Developer Bride Hall, drafted in to redevelop the centre last Autumn, has until the end of 2016 to, at the very least, submit a planning application for the precinct, off High Road.

If not, the council will step in and draft a blueprint similar to the Basildon Masterplan for Laindon, to redevelop the whole town centre – and could use a compulsory purchase order to take over the building.

Traders said they have heard it all before and called on Basildon Council to step in now to solve a 10 year wrangle of the centre.

However, senior Tories on the authority have said they expect a planning application to come forward as soon as this summer and acting now could derail progress.

Basildon Council is working the idea into the local plan, which residents can currently have their say on, to be developed on at a later date.

Stephen Kaye, owner of Headquarters Hair Salon, has been at the Laindon Centre for about 30 years.

He said: “The council needs to act now because it owes it to the community of Laindon to give them a decent shopping centre.”

Basildon Council, which has been threatening to take over the centre for eight years, will start work on a local development framework if all else fails by 2017.

The planning document will set out how the town can be developed and how the authority can do it.

The Echo understands this will almost certainly include a completely revamped Laindon Centre, offering a mix of shops and homes, with the current complex torn down.

Malcolm Buckley, cabinet member for regeneration at the council, said: “I would hope, whether it was from the administrators, or part of a development plan, that it would completely change the character of the town centre.

“Quite clearly the centre does need work and it is no good to rebuild it as a slightly modern version of it.

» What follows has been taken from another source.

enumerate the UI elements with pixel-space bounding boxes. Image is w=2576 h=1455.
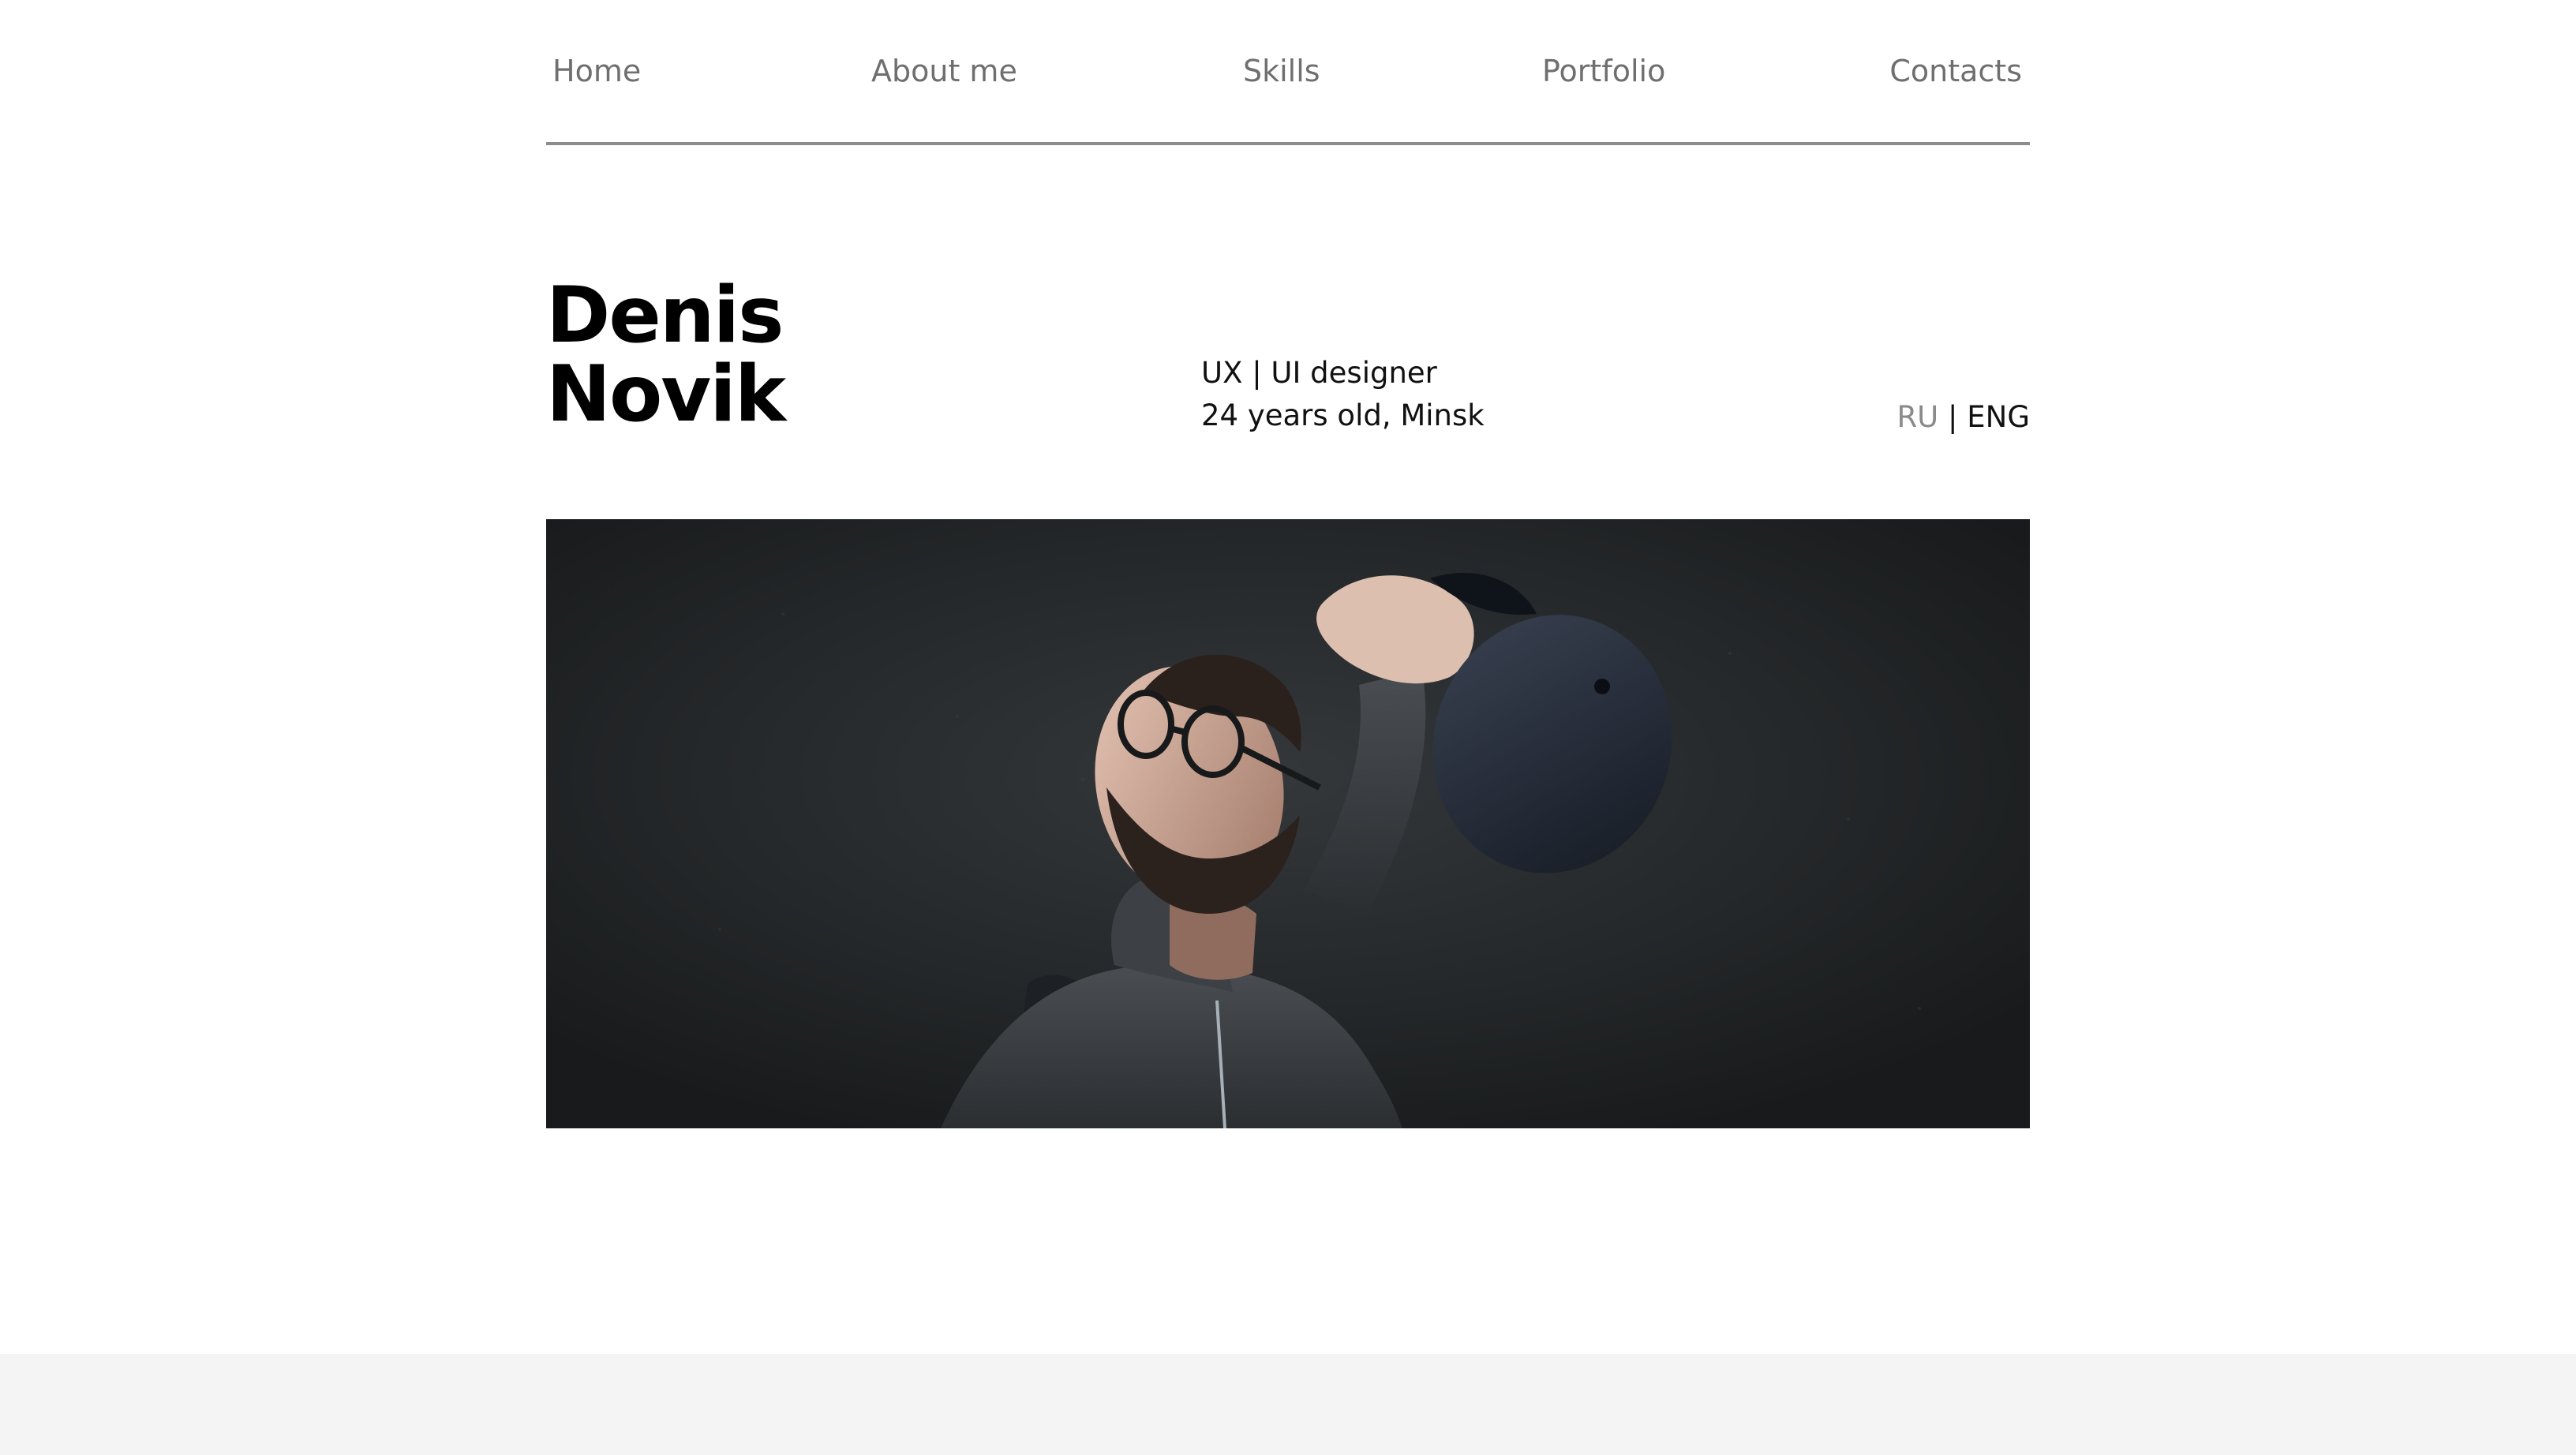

It would want it to be significantly different and a much better version of what we have now.”

John Dornan, Tory Laindon Park councillor, added: “A deadline of 2016 is the end of line for the developers. It gives residents and traders the assurance we will not tolerate a post-2016 deadline.”

Last May, the owners of the centre, Laindon Regeneration, went into administration, drafting in BDO who then chose Bride Hall.